The next speaker was John Olichney, MD, a Professor of Neurology at University of California, Davis and Clinical Core Leader for their NIA-funded Alzheimer’s Disease Center. He is responsible for overseeing a large multi-disciplinary clinical research program in dementia, including their Alzheimer’s disease clinical trials unit. Dr. Olichney also directs the Cognitive Electrophysiology and Neuroimaging (CEaN) Laboratory in the Center for Mind and Brain at Davis, where he is active in translational cognitive neuroscience research. His main research focus is on the physiology of human memory function during normal aging and disease, using the techniques of event-related potentials (ERPs) and functional MRI (fMRI). The title of Dr. Olichney’s presentation was Cognitive ERPs as Biomarkers for Very Early Alzheimer’s Disease.
- First, Dr. Olichney described ERP components, including P600 and N400, and how they can be elicited.
- Dr. Olichney then showed event-related functional MRI data. He talked about an N600 or P400 repetition effect in mild AD.
- Generally speaking, loss of both P600 and N400 supports loss of neural plasticity in AD.
- Cognitive ERPs can provide useful biomarkers for staging AD.
- Dr. Olichney thinks the measure of cognitive function may be more important for AD than Amyloid burden.
The last speaker of the day was Simon Lovestone PhD, MRCPsych, from MRC Centre for Neurodegeneration Research, London. Dr. Lovestone is Director of Research, King’s Health Partners, Professor of Old Age Psychiatry at the Institute of Psychiatry, King’s College London, and director of the NIHR Biomedical Research Centre for Mental Health and Unit for Dementia at the South London and Maudsley NHS Foundation Trust and King’s College London. The title of Dr. Lovestone’s presentation was Plasma and CSF-based Biomarkers for MCI and AD: Relationship to Pathogenesis, Conversion, and Progression Rate.
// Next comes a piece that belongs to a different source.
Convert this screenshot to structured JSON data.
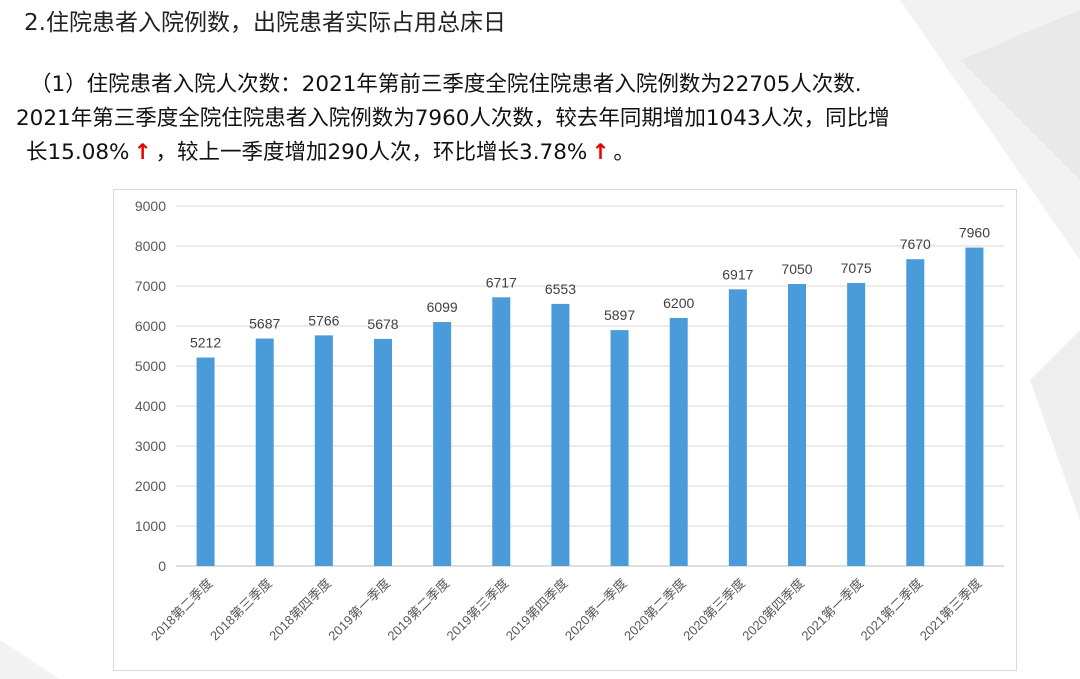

- Problems in the AD biomarker pipeline include toxicity, efficacy, difficulty monitoring & predicting progression.
- The problem with CSF biomarkers is that they fluctuate day-by-day but don’t reflect disease progression over longer periods.
- Trials where normals show pathology don’t make sense. Lovestone instead searching for endophenotypes of histopath.
- We’re moving to complex biomarkers, multiple modalities.
A networking reception followed and the symposium came to a close.